☯ 3 ☯

1.7K 185 13
                                    


Uçak havada öyle güzel süzülüyordu ki, Jazmyn o dakikalar bu özgür nesne olmak istemişti. Bulutların arasından geçerek türlü türlü yerleri keşf eden bu uçak, tüm dünyaya kanatlarını açıyordu.

Jazmyn'in bu günden sonra hayata yapacağı gibi.
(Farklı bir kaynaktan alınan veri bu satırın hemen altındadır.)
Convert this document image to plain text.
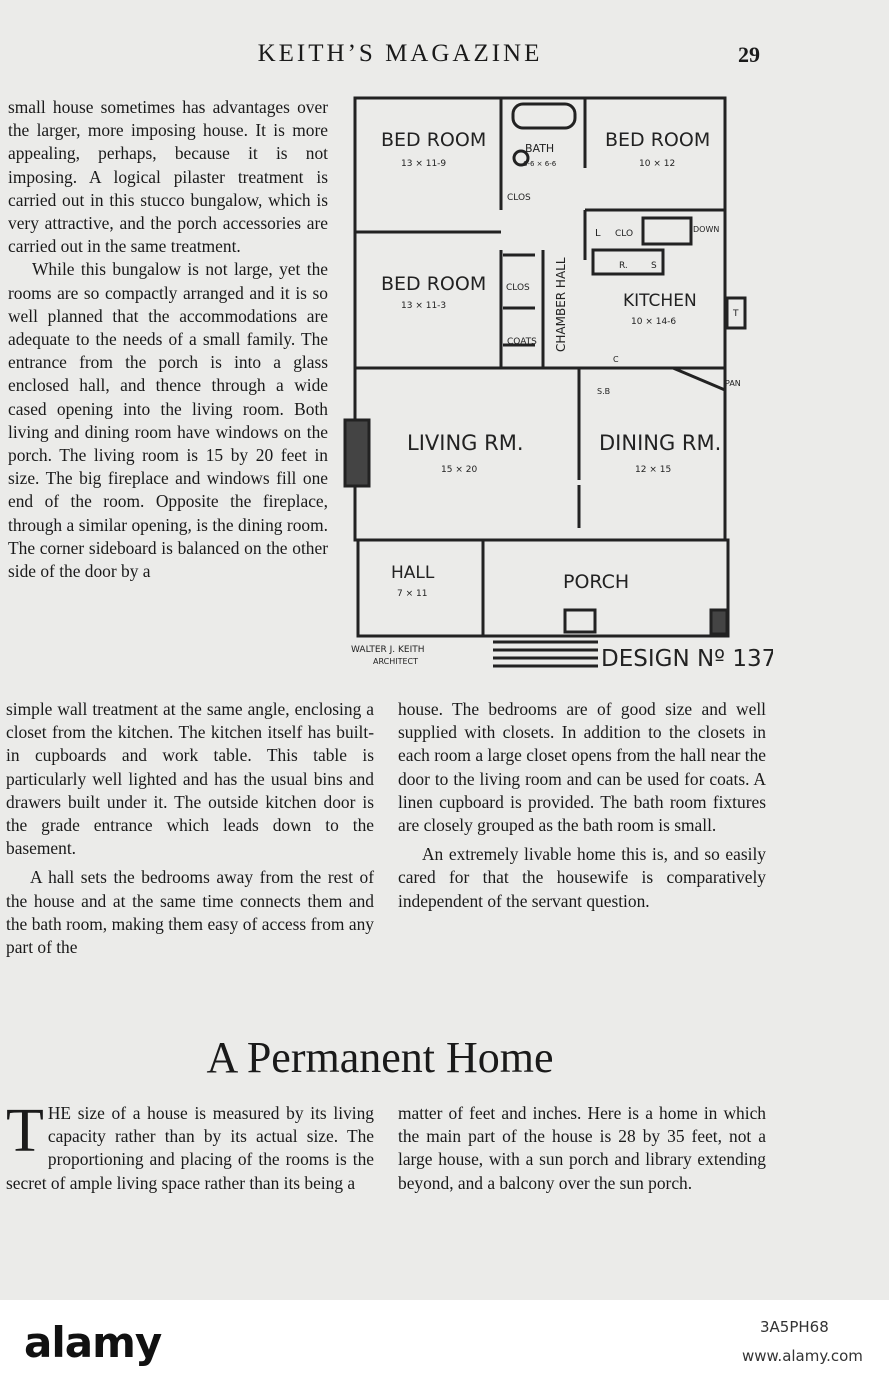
KEITH’S MAGAZINE	29

small house sometimes has advantages over the larger, more imposing house. It is more appealing, perhaps, because it is not imposing. A logical pilaster treatment is carried out in this stucco bungalow, which is very attractive, and the porch accessories are carried out in the same treatment.

While this bungalow is not large, yet the rooms are so compactly arranged and it is so well planned that the accommodations are adequate to the needs of a small family. The entrance from the porch is into a glass enclosed hall, and thence through a wide cased opening into the living room. Both living and dining room have windows on the porch. The living room is 15 by 20 feet in size. The big fireplace and windows fill one end of the room. Opposite the fireplace, through a similar opening, is the dining room. The corner sideboard is balanced on the other side of the door by a

BED ROOM
13 × 11-9
BATH
6-6 × 6-6
BED ROOM
10 × 12
CLOS
BED ROOM
13 × 11-3
CLOS
COATS CHAMBER HALL
L CLO	DOWN
R.	S
KITCHEN
10 × 14-6
T
C
S.B
PAN
LIVING RM.
15 × 20
DINING RM.
12 × 15
HALL
7 × 11
PORCH
WALTER J. KEITH
ARCHITECT	DESIGN Nº 1379

simple wall treatment at the same angle, enclosing a closet from the kitchen. The kitchen itself has built-in cupboards and work table. This table is particularly well lighted and has the usual bins and drawers built under it. The outside kitchen door is the grade entrance which leads down to the basement.

A hall sets the bedrooms away from the rest of the house and at the same time connects them and the bath room, making them easy of access from any part of the

house. The bedrooms are of good size and well supplied with closets. In addition to the closets in each room a large closet opens from the hall near the door to the living room and can be used for coats. A linen cupboard is provided. The bath room fixtures are closely grouped as the bath room is small.

An extremely livable home this is, and so easily cared for that the housewife is comparatively independent of the servant question.

A Permanent Home

THE size of a house is measured by its living capacity rather than by its actual size. The proportioning and placing of the rooms is the secret of ample living space rather than its being a

matter of feet and inches. Here is a home in which the main part of the house is 28 by 35 feet, not a large house, with a sun porch and library extending beyond, and a balcony over the sun porch.

alamy	3A5PH68
www.alamy.com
Derin düşüncelerinden çıkmak için başını iki yana salladı. Uçakta Jack'in yanına geçmemesi için tam sevinecekken o geçip arkasına oturmuştu. Oradan bazen Jazmyn'e seslenmesi ve saçma bir şekilde sorular yönlendirmesi artık katlanılmazdı. Buyüzden kulaklıklarını takarak sakinleşmeyi denemişti. Jazmyn tüm hayatı boyunca insanları huzura kavuşturan nesnelerin, kişilerin kutsal varlık olduklarına inanıyordu. Bunun kanıtlarından biriyse piyanoydu. Bazen bir anlığına bile olsa hayatındakı tüm dertleri unutturan, sevgi ve üzüntünün yüce duygular olduğunu insanlara gösteren en güzel aletlerden biriydi o. Şimdi de sakinleşmek için telefonundan en sevdiği bestelerden birini açmıştı.

Yiruma, Kiss the rain.

Annesinin kalbini ona hatırlatan bu beste çok büyük anlamlar taşımaktaydı. Annesi hep bu parçanı çaldığında istem dışı olarak duygusallaşır, zamanın ona oynaya bileceği oyundan habersiz ağlayıp durardı. Kızını kanatları altında hep sıkı sıkı sarmalayıp koruyan meleği sanki o diller* üzerinde oynuyordu. Jazmyn'se annesinin hep onlarla hoş bir sohbette olduklarını düşünürdü. Ama annesini kaybettikten sonra sanki piyano bile insanlardan, hayattan küsmüş durumdaydı. Ölümden sonra piyanonun sadece bir dilini bile bastığında o kırgınlık duyulurdu.

Jazmyn gibi.

" Jazmyn? "

Jazmyn duyduğu yüksek sesle kulaklıklarını çıkartmış, dikkatini ona seslenen Jack'e yönlendirmişti. Hemen yanı başında dikilen Jack, kıyafetleriyle ortama renkli hava katmasına rağmen, yüzündeki sert ifedeyle sanki bu durumu bozmaya çalışıyordu.

" Efendim? "

Sesinden bile huzursuzluk yağan Jazmyn, Jack'in rahatsız hissetmesine sebep olmuştu. Çünki bakışları o kadar sert ve hem de duygu doluydu ki, bu rahatsızlık sebebiydi.

" Bizim şuan- "

" Ladies and gentlemen... "

Uçakta yankılanan ses tonuysa susmasına sebep olmuştu. Jazmyn içinden sevinç çığlıkları atarak oturduğu yerden ayaklandı. Genelde beklemek en nefret etdiği şeyler sıralamasında özel yere sahip olduğunu inkar edemezdi, hatta özellikle Jack gibi birisiyle yan yana durarak aynı şey için dayanmak ve onun uzun ve saçma bakışlarının mahkumu olmak.

Tanrım!

Bu anlatılamaycak kadar faklı bir duyguydu. Farklılıktan kastıysa rahatsız edici oluşuydu. Fakat şirketten tutmuş, tüm çevresine kadar herkesin Jack'i beğenmesi Jazmyn için açıklanamayacak bir durumdu.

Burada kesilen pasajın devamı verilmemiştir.